In the 1970s, Warhol’s interest in dogs grew as he became the owner of a shorthaired dachshund named Archie, and a few years later, Amos. In 1976, Peter Grant commissioned Warhol to paint his cocker spaniel named Ginger. Warhol produced two paintings and one drawing of Ginger. Grant, thrilled with the outcome, had suggested Warhol do a whole series of cats and dogs. And the artist did just that.
Warhol worked from photographs to create his paintings. However, cats and dogs, not known for their ability to sit still when required, did not make for the best of models; thus, Warhol included taxidermied animals as the subjects of some of the works in his series. Cecil, of the painting Cats and Dogs (Cecil), 1976, was one such example.

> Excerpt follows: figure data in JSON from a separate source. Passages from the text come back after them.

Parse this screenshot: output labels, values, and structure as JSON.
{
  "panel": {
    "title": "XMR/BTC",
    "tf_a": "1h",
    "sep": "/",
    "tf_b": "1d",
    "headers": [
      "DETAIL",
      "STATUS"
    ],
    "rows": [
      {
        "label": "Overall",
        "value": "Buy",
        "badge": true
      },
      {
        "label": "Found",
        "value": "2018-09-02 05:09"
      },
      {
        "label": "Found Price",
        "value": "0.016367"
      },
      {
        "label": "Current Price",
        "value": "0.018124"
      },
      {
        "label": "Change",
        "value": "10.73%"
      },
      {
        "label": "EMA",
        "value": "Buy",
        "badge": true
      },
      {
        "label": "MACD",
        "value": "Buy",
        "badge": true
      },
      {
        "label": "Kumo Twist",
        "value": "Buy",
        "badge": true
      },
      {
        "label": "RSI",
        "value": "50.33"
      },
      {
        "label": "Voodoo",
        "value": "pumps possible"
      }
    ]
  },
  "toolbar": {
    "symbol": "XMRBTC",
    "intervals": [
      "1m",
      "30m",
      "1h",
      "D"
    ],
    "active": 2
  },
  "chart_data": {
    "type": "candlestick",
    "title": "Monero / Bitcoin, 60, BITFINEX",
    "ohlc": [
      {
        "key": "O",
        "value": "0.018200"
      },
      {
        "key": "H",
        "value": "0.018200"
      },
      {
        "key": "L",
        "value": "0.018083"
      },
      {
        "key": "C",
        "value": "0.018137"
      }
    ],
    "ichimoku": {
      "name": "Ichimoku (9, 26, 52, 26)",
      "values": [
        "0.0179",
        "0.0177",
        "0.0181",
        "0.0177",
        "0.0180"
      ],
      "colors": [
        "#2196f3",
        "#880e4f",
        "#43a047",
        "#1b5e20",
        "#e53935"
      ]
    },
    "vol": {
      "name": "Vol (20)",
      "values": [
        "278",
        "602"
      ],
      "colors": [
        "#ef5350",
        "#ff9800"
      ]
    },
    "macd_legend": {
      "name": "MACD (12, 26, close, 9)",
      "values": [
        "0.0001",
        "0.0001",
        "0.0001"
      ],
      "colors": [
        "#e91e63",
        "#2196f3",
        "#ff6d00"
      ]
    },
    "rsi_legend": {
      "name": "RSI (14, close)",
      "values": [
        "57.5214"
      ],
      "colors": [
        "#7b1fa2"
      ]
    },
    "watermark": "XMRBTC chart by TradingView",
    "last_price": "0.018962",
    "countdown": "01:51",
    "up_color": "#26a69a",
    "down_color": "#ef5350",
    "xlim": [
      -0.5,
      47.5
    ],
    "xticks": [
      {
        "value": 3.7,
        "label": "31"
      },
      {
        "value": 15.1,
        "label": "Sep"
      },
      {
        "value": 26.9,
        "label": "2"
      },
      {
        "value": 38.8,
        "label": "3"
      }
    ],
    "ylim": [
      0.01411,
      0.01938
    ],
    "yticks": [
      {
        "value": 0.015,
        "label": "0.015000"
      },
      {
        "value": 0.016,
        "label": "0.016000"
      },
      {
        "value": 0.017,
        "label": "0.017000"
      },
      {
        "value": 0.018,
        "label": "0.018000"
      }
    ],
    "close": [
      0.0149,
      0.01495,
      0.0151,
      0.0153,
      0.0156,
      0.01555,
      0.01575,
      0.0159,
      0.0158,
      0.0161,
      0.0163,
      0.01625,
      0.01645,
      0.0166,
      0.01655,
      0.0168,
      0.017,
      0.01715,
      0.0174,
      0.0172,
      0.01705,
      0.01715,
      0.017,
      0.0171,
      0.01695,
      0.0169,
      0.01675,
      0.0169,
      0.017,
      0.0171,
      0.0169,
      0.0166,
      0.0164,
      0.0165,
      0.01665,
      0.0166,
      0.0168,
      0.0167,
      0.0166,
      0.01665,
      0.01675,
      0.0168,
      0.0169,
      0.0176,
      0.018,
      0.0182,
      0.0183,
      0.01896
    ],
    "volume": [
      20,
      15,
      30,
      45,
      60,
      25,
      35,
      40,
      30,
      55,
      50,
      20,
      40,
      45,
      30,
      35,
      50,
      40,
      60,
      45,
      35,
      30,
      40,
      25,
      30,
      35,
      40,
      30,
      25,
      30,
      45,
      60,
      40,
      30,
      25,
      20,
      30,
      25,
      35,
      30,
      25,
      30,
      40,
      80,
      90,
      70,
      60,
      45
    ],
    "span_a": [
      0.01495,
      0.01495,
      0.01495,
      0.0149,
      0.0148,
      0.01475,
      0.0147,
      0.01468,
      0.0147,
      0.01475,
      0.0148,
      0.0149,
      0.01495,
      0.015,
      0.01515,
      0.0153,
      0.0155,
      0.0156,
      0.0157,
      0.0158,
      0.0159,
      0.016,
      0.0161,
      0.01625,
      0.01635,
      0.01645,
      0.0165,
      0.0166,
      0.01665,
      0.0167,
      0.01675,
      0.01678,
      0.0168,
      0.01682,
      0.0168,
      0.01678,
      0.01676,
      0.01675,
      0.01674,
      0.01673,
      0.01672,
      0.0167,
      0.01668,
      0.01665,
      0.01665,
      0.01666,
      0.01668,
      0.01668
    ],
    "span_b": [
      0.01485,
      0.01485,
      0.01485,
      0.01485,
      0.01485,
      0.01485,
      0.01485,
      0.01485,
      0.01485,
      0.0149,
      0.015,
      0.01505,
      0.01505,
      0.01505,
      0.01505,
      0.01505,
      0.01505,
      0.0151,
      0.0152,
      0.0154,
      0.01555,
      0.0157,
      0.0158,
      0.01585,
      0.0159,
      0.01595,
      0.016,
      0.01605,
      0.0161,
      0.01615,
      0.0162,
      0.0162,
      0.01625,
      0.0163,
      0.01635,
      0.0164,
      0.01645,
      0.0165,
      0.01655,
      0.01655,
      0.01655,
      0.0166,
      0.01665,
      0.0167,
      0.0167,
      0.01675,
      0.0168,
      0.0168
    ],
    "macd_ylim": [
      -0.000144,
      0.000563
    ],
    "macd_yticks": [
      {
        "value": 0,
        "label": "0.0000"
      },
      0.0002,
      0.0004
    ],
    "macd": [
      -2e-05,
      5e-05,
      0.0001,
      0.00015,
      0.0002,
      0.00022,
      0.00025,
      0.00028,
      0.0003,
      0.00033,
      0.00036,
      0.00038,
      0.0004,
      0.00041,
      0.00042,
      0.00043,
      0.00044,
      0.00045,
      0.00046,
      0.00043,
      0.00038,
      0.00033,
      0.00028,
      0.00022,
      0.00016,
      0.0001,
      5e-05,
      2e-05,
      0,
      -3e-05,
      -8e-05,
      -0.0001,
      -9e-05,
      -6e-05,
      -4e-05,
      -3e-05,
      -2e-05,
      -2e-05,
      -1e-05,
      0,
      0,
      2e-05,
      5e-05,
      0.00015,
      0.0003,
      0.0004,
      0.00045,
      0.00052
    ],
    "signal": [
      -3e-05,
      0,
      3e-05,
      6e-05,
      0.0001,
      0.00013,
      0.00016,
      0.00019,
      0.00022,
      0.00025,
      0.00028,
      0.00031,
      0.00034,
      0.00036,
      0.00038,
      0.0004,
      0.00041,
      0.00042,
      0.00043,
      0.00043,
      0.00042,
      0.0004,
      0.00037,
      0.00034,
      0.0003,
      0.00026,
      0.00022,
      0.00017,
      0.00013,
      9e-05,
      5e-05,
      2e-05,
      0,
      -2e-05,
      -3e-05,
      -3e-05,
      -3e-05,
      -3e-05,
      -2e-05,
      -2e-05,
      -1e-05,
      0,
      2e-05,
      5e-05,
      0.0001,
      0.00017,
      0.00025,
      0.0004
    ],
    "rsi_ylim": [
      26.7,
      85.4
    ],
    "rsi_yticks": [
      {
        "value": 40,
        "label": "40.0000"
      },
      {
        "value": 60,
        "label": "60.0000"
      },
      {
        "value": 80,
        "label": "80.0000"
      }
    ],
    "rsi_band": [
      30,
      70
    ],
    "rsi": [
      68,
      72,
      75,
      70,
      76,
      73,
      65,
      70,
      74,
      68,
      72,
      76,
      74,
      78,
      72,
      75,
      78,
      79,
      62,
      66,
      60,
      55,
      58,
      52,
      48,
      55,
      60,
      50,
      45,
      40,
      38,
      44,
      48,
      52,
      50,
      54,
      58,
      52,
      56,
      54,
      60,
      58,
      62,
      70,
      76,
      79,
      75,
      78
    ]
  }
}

A collector of taxidermy, Warhol purchased the stuffed Great Dane from an antique dealer in the late 1960s, who claimed that the dog had belonged to Hollywood movie mogul Cecil B. DeMille, after whom the dog was named. In actuality, the dog was once named Ador Tipp Topp. Having won many competitions, including a blue ribbon in Westminster, the dog was stuffed upon passing and became part of the Dog Hall of Fame at Yale University's Peabody Museum. The museum closed in 1964 its collection moved into storage or sold. Ador Tipp Topp’s fate was the latter; he was sold for about 10 dollars to some students at Yale. Eventually he found his way to the antique dealer that would go on to sell him to Andy Warhol under the claim that the dog had once belonged to Cecil B. DeMille. From 1969 to 1987, Cecil stood guard at the entrance of The Factory, Andy Warhol’s New York studio.